She’d thought he had felt a little interest in her, possibly, from the very beginning; but it was hard to be certain. Alex was the kind of doctor who scored excellence in his bedside manner, but he was impossible to read personally. She noticed that, if anything, he said less to her than to others—seemed a fraction shyer, or perhaps hesitant, which she read as mild attraction. But then, this might be precisely because she had no obvious boyfriend who came to visit, nor family—just Grace and a string of joking colleagues, half of them gay. Perhaps he wanted to show that he was not being overfriendly—a warning not to misinterpret his excellent care of her as his patient, and to define the limits of their professional relationship. That made most sense, in fact. Until she considered those flowers he’d brought her after her operation. So the barometer swung the other way, and she considered afresh whether she’d imagined more in his looks than there was to find.
Then the impasse broke with the invitation, at half-past nine on Monday, October 20: “Lucy, Courtney Denham asked me to have a word with you about your medicine, which gives me the perfect excuse to ask you if you’d like a bite of lunch? I don’t have a lot of time, I’m afraid, but we could find some place away from the hospital where we can rely on the kitchen’s standards of hygiene? I know a place close by that’s perfect.” His manner was so absurdly easy, and she had surprised herself how quickly she’d accepted, how pleased she was to be asked. Lucy so rarely risked getting too involved with anyone: she was the girl of countless friends across the globe, and several male admirers—but the lover of not a one of them. Affairs were kept as flings, emotions always held at bay. As soon as anything looked serious, she’d run a mile. But then, he was her doctor, so she satisfied herself quickly that involvement was impossible and a lunch date solidly safe.

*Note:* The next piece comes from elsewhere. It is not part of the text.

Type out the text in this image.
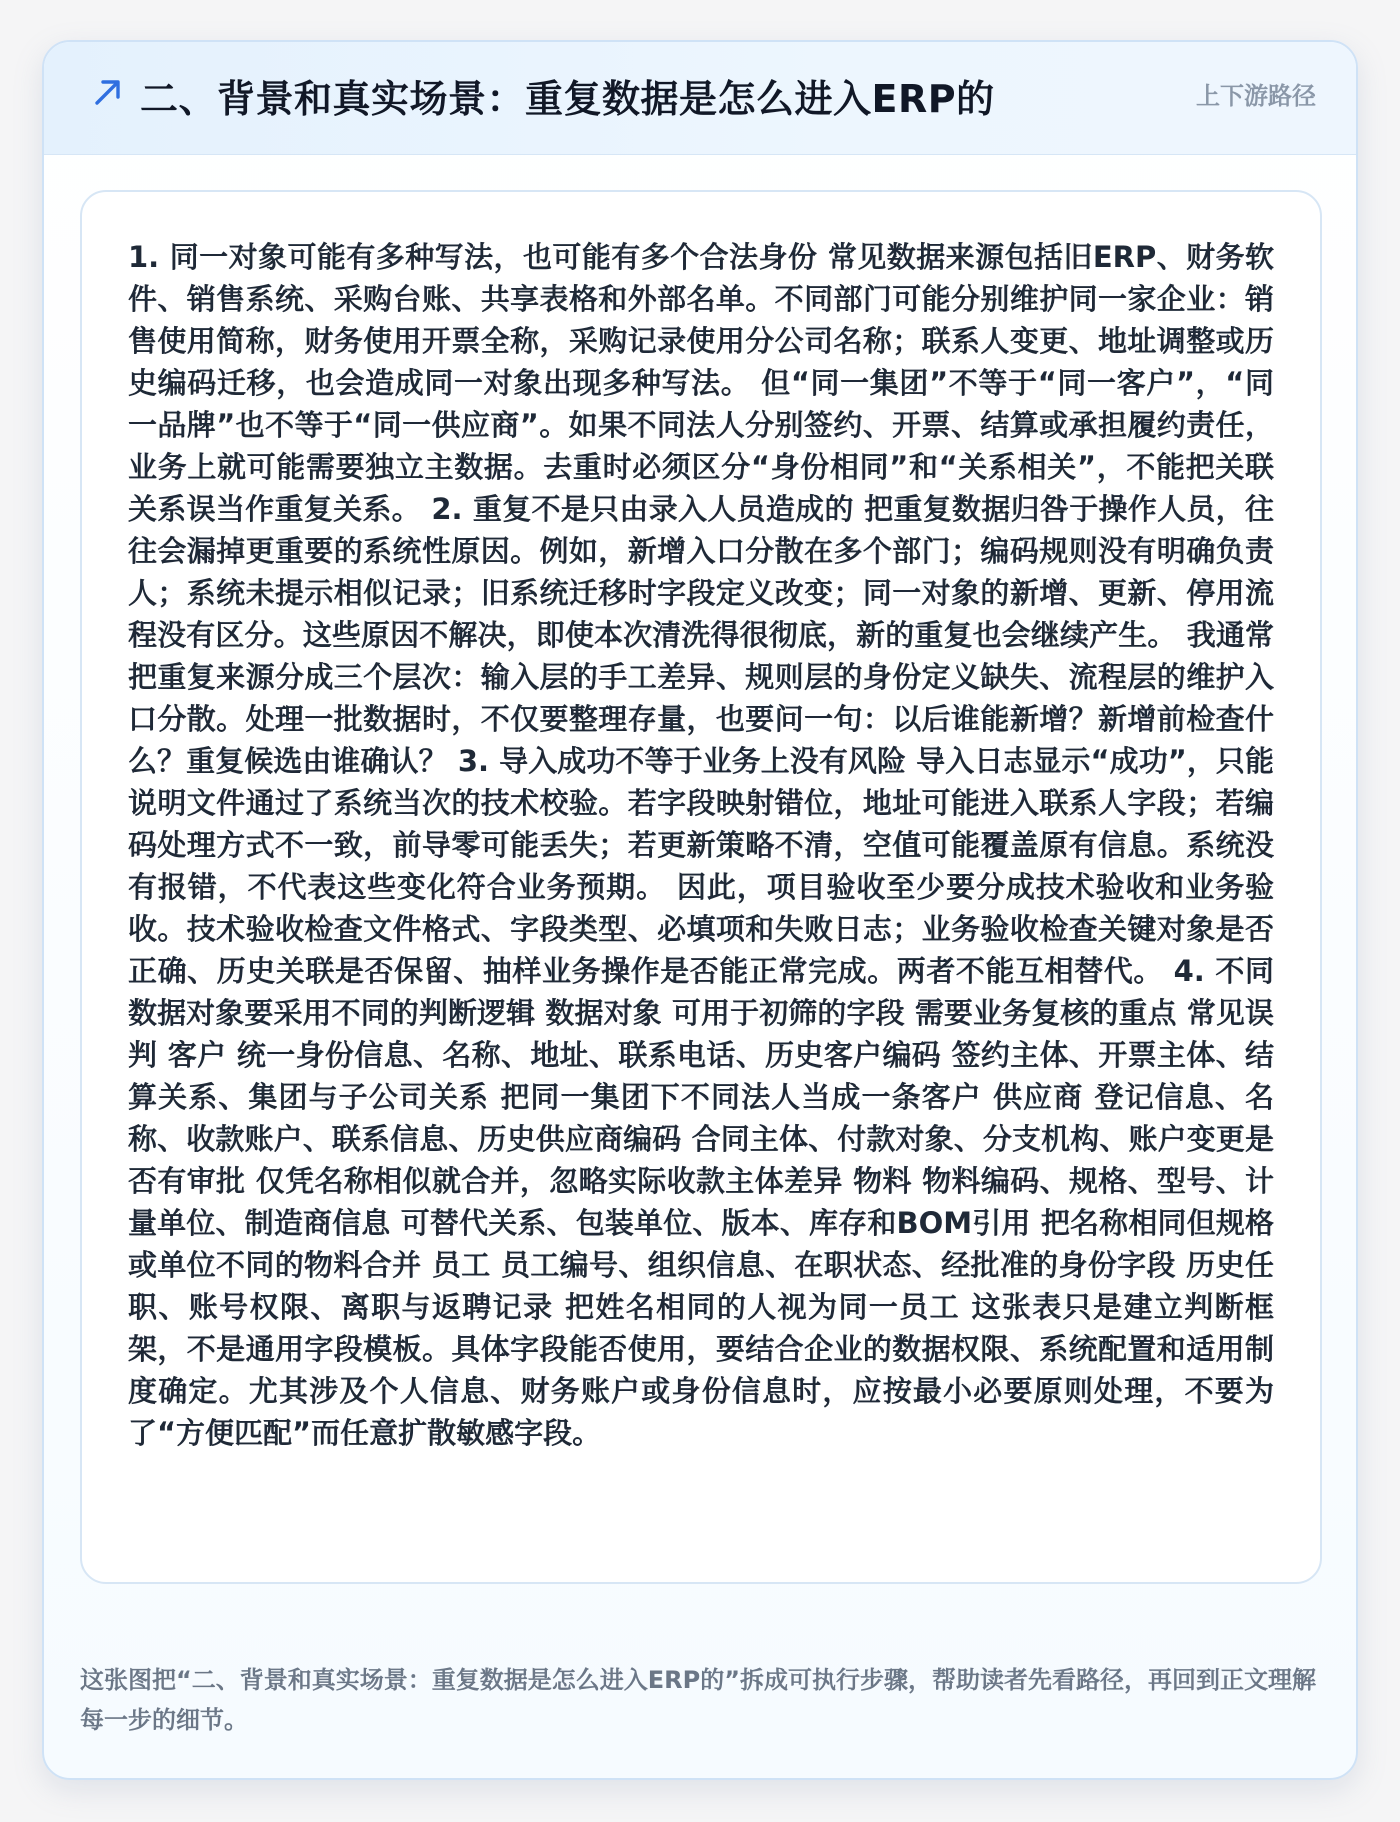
二、背景和真实场景：重复数据是怎么进入ERP的	上下游路径

1. 同一对象可能有多种写法，也可能有多个合法身份 常见数据来源包括旧ERP、财务软件、销售系统、采购台账、共享表格和外部名单。不同部门可能分别维护同一家企业：销售使用简称，财务使用开票全称，采购记录使用分公司名称；联系人变更、地址调整或历史编码迁移，也会造成同一对象出现多种写法。 但“同一集团”不等于“同一客户”，“同一品牌”也不等于“同一供应商”。如果不同法人分别签约、开票、结算或承担履约责任，业务上就可能需要独立主数据。去重时必须区分“身份相同”和“关系相关”，不能把关联关系误当作重复关系。 2. 重复不是只由录入人员造成的 把重复数据归咎于操作人员，往往会漏掉更重要的系统性原因。例如，新增入口分散在多个部门；编码规则没有明确负责人；系统未提示相似记录；旧系统迁移时字段定义改变；同一对象的新增、更新、停用流程没有区分。这些原因不解决，即使本次清洗得很彻底，新的重复也会继续产生。 我通常把重复来源分成三个层次：输入层的手工差异、规则层的身份定义缺失、流程层的维护入口分散。处理一批数据时，不仅要整理存量，也要问一句：以后谁能新增？新增前检查什么？重复候选由谁确认？ 3. 导入成功不等于业务上没有风险 导入日志显示“成功”，只能说明文件通过了系统当次的技术校验。若字段映射错位，地址可能进入联系人字段；若编码处理方式不一致，前导零可能丢失；若更新策略不清，空值可能覆盖原有信息。系统没有报错，不代表这些变化符合业务预期。 因此，项目验收至少要分成技术验收和业务验收。技术验收检查文件格式、字段类型、必填项和失败日志；业务验收检查关键对象是否正确、历史关联是否保留、抽样业务操作是否能正常完成。两者不能互相替代。 4. 不同数据对象要采用不同的判断逻辑 数据对象 可用于初筛的字段 需要业务复核的重点 常见误判 客户 统一身份信息、名称、地址、联系电话、历史客户编码 签约主体、开票主体、结算关系、集团与子公司关系 把同一集团下不同法人当成一条客户 供应商 登记信息、名称、收款账户、联系信息、历史供应商编码 合同主体、付款对象、分支机构、账户变更是否有审批 仅凭名称相似就合并，忽略实际收款主体差异 物料 物料编码、规格、型号、计量单位、制造商信息 可替代关系、包装单位、版本、库存和BOM引用 把名称相同但规格或单位不同的物料合并 员工 员工编号、组织信息、在职状态、经批准的身份字段 历史任职、账号权限、离职与返聘记录 把姓名相同的人视为同一员工 这张表只是建立判断框架，不是通用字段模板。具体字段能否使用，要结合企业的数据权限、系统配置和适用制度确定。尤其涉及个人信息、财务账户或身份信息时，应按最小必要原则处理，不要为了“方便匹配”而任意扩散敏感字段。

这张图把“二、背景和真实场景：重复数据是怎么进入ERP的”拆成可执行步骤，帮助读者先看路径，再回到正文理解每一步的细节。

So the quick bite was taken in the lovely garden at Dan’s Restaurant on Sydney Street, five minutes from the Brompton, on a perfect October, sunshine day: two simple courses with mineral water. And, she recalled, the sound of her own voice bubbling through some satirical vignettes about her life and her experiences in South America, which seemed to keep him entertained. Highly unusual for her to open up, but she’d been witty, she knew.
He’d politely dropped her back to her own front door, conversation flowing gently all the way. Then: nothing. Days passed. She kept an ear for the phone, but it was irritatingly silent. She recognized he had to observe a professional distance between them: he was still one of her physicians. He had less to do for her now, other than monitor her antibiotics and watch for rejection, but it was still a professional bond, with parameters, and it came with a reality check. It made sense to forget him.
But she couldn’t. She consulted Grace. Thinking back, she revised her dismissive description of a working lunch and told her friend they had enjoyed a lively conversation for an hour, and a lot of relaxed laughter; though Alex had told her nothing personal about himself, she admitted. Grace cautioned her: this didn’t bode well to her. Usually the woman listened while the man strutted his stuff. And yes, it was different, Lucy agreed, but she had an inkling that was just what made this man attractive. She was intrigued, and it didn’t help that he was physically so appealing, tantalizingly divorced with a young son. Far too much trouble, she decided. As soon as she could return to work, she’d forget him in a day, she contented herself.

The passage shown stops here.